Cette poignée de baies sauvages a été cueillie par René Lalique pour parer un flacon de parfum d’un spectaculaire «bouchon-tiare», une invention du verrier destinée à sa clientèle privée.
Voici un petit flacon à croquer, s’il n’était de verre et signé par l’un des plus grands interprètes du fragile matériau : René Lalique. Juché sur le contenant en forme de tonneau s’épanouit un buisson de mûres, dont les branchages retombent de chaque côté de la pièce… Toute la fantaisie de son auteur s’y exprime, qui se joue d’éléments empruntés à la nature pour créer des formes inédites. Parmi ses inventions les plus étonnantes figure ce fameux «bouchon-tiare» promis à un beau succès à travers de multiples déclinaisons, et illustré ici. Il apparaît la première fois en 1913, au sommet du flacon Pâquerettes dessiné pour le parfumeur Roger & Gallet.

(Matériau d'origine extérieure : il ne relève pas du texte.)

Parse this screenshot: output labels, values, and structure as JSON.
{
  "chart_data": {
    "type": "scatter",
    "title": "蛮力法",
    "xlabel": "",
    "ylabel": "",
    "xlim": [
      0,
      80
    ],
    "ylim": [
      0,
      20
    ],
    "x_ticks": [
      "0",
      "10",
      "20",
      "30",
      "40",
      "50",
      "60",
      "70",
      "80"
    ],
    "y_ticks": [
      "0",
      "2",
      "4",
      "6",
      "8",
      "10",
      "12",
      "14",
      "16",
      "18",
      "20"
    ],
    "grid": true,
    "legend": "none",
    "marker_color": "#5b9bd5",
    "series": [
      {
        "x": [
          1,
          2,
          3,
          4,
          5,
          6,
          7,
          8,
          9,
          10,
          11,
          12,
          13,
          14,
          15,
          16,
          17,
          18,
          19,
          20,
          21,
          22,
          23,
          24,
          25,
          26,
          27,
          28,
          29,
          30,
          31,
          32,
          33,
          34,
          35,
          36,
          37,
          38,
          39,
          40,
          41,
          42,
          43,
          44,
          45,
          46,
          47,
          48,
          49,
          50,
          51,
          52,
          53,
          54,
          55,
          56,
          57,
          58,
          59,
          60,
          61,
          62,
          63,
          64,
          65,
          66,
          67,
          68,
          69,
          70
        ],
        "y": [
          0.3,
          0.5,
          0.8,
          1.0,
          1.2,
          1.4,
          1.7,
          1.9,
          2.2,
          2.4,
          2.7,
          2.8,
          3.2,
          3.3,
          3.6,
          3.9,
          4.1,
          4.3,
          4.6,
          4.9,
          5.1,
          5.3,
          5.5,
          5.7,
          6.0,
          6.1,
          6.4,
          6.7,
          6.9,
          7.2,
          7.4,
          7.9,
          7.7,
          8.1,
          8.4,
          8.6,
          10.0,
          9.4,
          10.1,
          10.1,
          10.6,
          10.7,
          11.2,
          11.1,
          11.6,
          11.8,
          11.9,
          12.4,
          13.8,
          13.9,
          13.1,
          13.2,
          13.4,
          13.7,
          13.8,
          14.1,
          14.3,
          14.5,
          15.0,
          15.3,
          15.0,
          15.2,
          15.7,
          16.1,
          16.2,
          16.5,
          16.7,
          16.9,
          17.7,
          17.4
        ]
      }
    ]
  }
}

Du jamais vu alors, car le bouchon devient aussi volumineux que le contenant lui-même et se déploie en corolle autour de celui-ci, comme un paon faisant la roue. Un dessin que l’on retrouve l’année suivante avec le parfum d’Orsay, Leurs Âmes, auréolé par un disque transparent de verre, où deux nus féminins s’agrippent aux branches fleuries d’un cerisier… Après la Grande Guerre, une certaine fraîcheur est de mise : elle sera illustrée par plusieurs séries de flacons ovoïdes décorés de filets émaillés, sortis en 1920, et dont seuls les bouchons diffèrent. La première s’orne de «bouchons-cassis» (n° 494 du catalogue raisonné de Félix Marcilhac), dont les fruits sont moulés en demi-relief des deux côtés, et connus en quatre teintes : patiné brun clair, orangé, bleu clair et noir. La seconde sera celle aux «bouchons-mûres» (n° 495), tout aussi sculpturaux, et aux caractéristiques identiques.
La verrerie au service des fragrances rares
Dans la production verrière de Lalique, nombreuse et protéiforme, les créations pour la parfumerie occupent une place centrale. Peu étonnant, donc, que cette seule partie de l’œuvre du maître ait pu faire l’objet d’un imposant ouvrage de référence, sous la plume de la spécialiste Christie Mayer Lefkowith : L’Art de René Lalique flacons et boîtes à poudre (éditions Stylissimo, New York, 2010)… C’est par le parfum que l’ex-joaillier entre de plain-pied dans sa nouvelle activité, qui donnera bientôt lieu à une fabrication industrielle, d’abord dans l’usine de Combs-la-Ville, puis dans celle de Wingen-sur-Moder, en Alsace. Le premier flacon, commandé en 1909 par François Coty, est destiné à Cyclamen, une fragrance scellée dans une fiole antique, sorte d’alabastre étirée sur laquelle l’artiste dispose six femmes-libellules. Ce petit chef-d’œuvre au décor arachnéen va lui attirer d’autres clients pour lesquels, de Molinard à Worth, il imaginera des pièces spécifiques qui incarneront une certaine idée du luxe et de l’élégance dans l’entre-deux-guerres. Par ailleurs, le verrier diffuse, via sa société René Lalique et Cie, une gamme de produits essentiellement destinés à un public féminin, vendus aussi bien dans sa boutique de la place Vendôme que chez des dépositaires agréés (comme certains grands magasins parisiens) et dans un réseau de boutiques à l’étranger. Notre flacon couronné de mûres s’inscrit justement dans cette offre destinée à une clientèle privée, qui a largement aidé à promouvoir l’art du magicien Lalique.